JobWatch has today secured over $22,000 in total compensation for eight international students who were alleged by the employer to have been independent contractors but were found by the Federal Circuit and Family Court of Australia to be employees.
November 24, 2023
In the decision of Alvarez Nino v Kuksal (No 4) [2023] FedCFamC2G 1051, Judge Forbes accepted the argument that ‘it is “intuitively unsound” to conclude that a largely unskilled worker is “running their own enterprise” when simply providing nothing but his or her labour’.
This decision, in the context of the High Court decision in ZG Operations & Anor v Jamsek & Ors [2022] HCA 2 relating to the importance of a contract when discerning whether a worker is an employee or an independent contractor, gives hope to all workers subject to underpayments of entitlements due to sham contracting.
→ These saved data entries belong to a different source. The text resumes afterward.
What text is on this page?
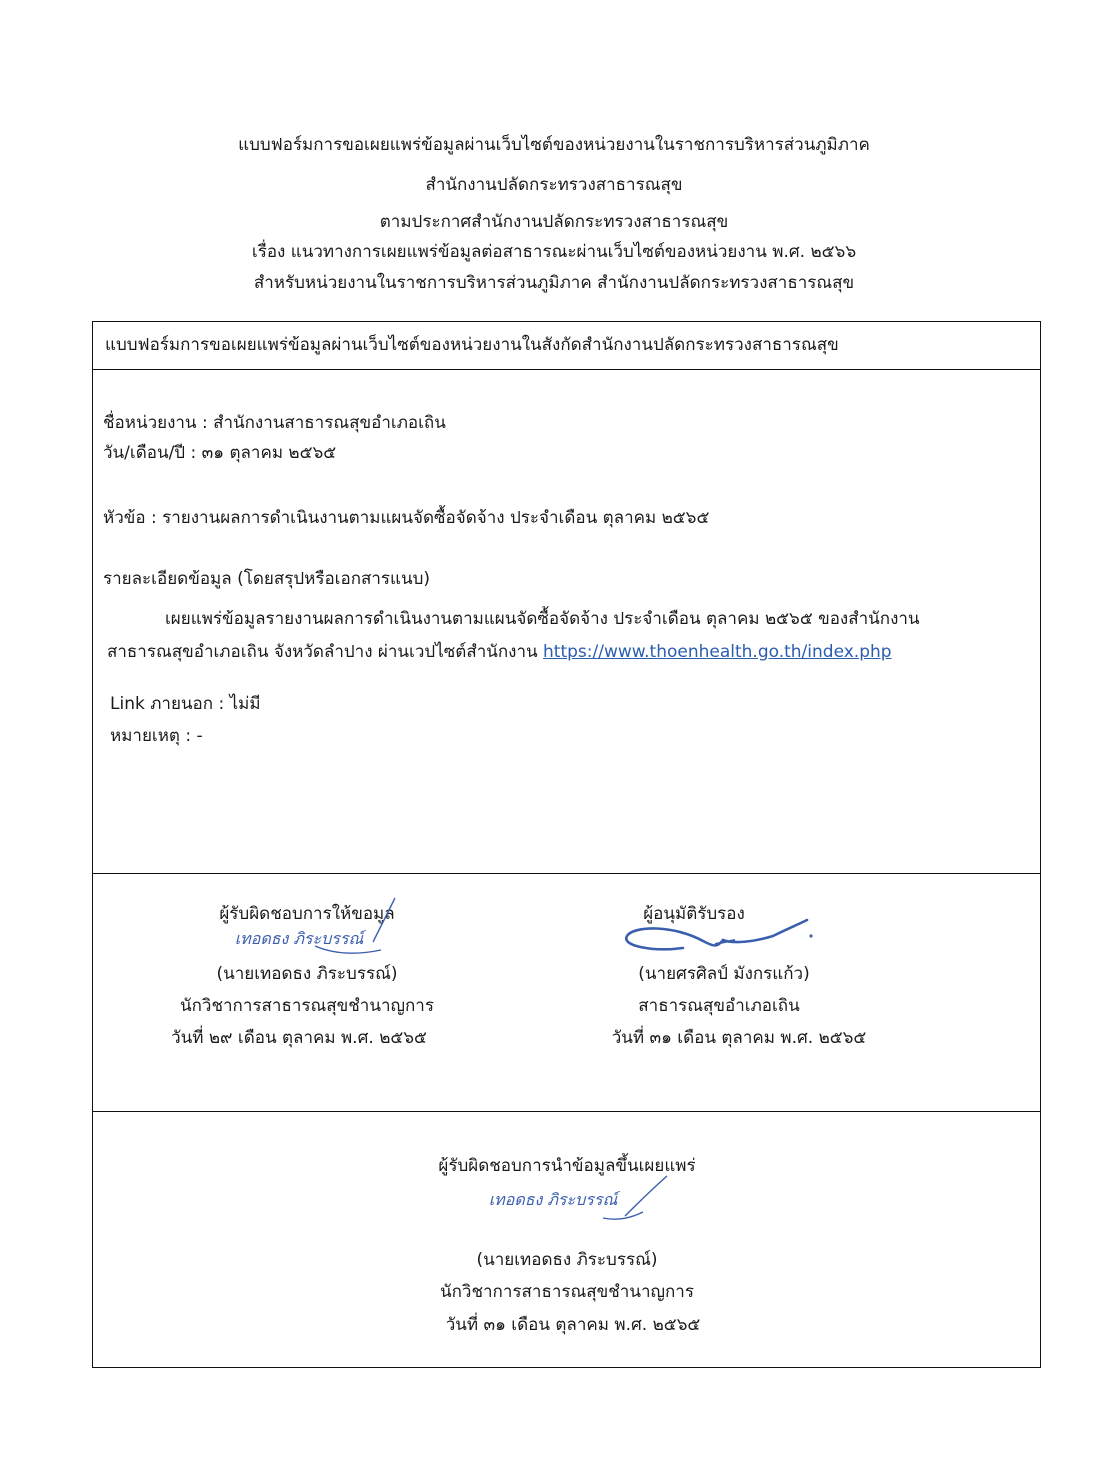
แบบฟอร์มการขอเผยแพร่ข้อมูลผ่านเว็บไซต์ของหน่วยงานในราชการบริหารส่วนภูมิภาค
สำนักงานปลัดกระทรวงสาธารณสุข
ตามประกาศสำนักงานปลัดกระทรวงสาธารณสุข
เรื่อง แนวทางการเผยแพร่ข้อมูลต่อสาธารณะผ่านเว็บไซต์ของหน่วยงาน พ.ศ. ๒๕๖๖
สำหรับหน่วยงานในราชการบริหารส่วนภูมิภาค สำนักงานปลัดกระทรวงสาธารณสุข
แบบฟอร์มการขอเผยแพร่ข้อมูลผ่านเว็บไซต์ของหน่วยงานในสังกัดสำนักงานปลัดกระทรวงสาธารณสุข
ชื่อหน่วยงาน : สำนักงานสาธารณสุขอำเภอเถิน
วัน/เดือน/ปี : ๓๑ ตุลาคม ๒๕๖๕
หัวข้อ : รายงานผลการดำเนินงานตามแผนจัดซื้อจัดจ้าง ประจำเดือน ตุลาคม ๒๕๖๕
รายละเอียดข้อมูล (โดยสรุปหรือเอกสารแนบ)
เผยแพร่ข้อมูลรายงานผลการดำเนินงานตามแผนจัดซื้อจัดจ้าง ประจำเดือน ตุลาคม ๒๕๖๕ ของสำนักงาน
สาธารณสุขอำเภอเถิน จังหวัดลำปาง ผ่านเวปไซต์สำนักงาน https://www.thoenhealth.go.th/index.php
Link ภายนอก : ไม่มี
หมายเหตุ : -
ผู้รับผิดชอบการให้ขอมูล
เทอดธง ภิระบรรณ์
(นายเทอดธง ภิระบรรณ์)
นักวิชาการสาธารณสุขชำนาญการ
วันที่ ๒๙ เดือน ตุลาคม พ.ศ. ๒๕๖๕
ผู้อนุมัติรับรอง
(นายศรศิลป์ มังกรแก้ว)
สาธารณสุขอำเภอเถิน
วันที่ ๓๑ เดือน ตุลาคม พ.ศ. ๒๕๖๕
ผู้รับผิดชอบการนำข้อมูลขึ้นเผยแพร่
เทอดธง ภิระบรรณ์
(นายเทอดธง ภิระบรรณ์)
นักวิชาการสาธารณสุขชำนาญการ
วันที่ ๓๑ เดือน ตุลาคม พ.ศ. ๒๕๖๕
This decision was aided by the absence of written contracts between the students and the employer, with most of the employment relationships characterised by oral contracts. These circumstances meant that as described by Judge Forbes, ‘the true legal character of the parties’ relationship, in the absence of a comprehensive written contract, only emerged after work commenced and was performed’.
“In light of the proposed legislative definition of employment by using a multi-factorial test, this Federal Circuit and Family Court decision reiterates how important it is that all facets of the employment relationship be examined when determining whether a worker is an employee or an independent contractor,” says JobWatch Principal Lawyer Gabrielle Marchetti.
“Unfortunately, we see too often at JobWatch that employers will purposely do unlawful things to avoid their obligations to their employees. Every court decision that allows us to re-emphasise rights of workers in situations such as these is a step in the right direction.”
“It has taken over six years from the time of my employment, for this official recognition that I was deliberately lied to, treated badly and underpaid by an Australian employer. I know that it was done purposely, thinking that as an international student, I was more vulnerable and that they could get away with it,” says Nicolas, one of the students in this case. “I’m so grateful to JobWatch for sticking with this case for so long, and ensuring that we get the justice we deserve.”
This final order is further to a landmark procedural decision of May 2022 in the same case, which now allows workers across Australia to ask the court for orders against third parties who were knowingly involved in the underpayments in small claims proceedings. Without this previous procedural decision, JobWatch would not have been able to secure this win against the employer.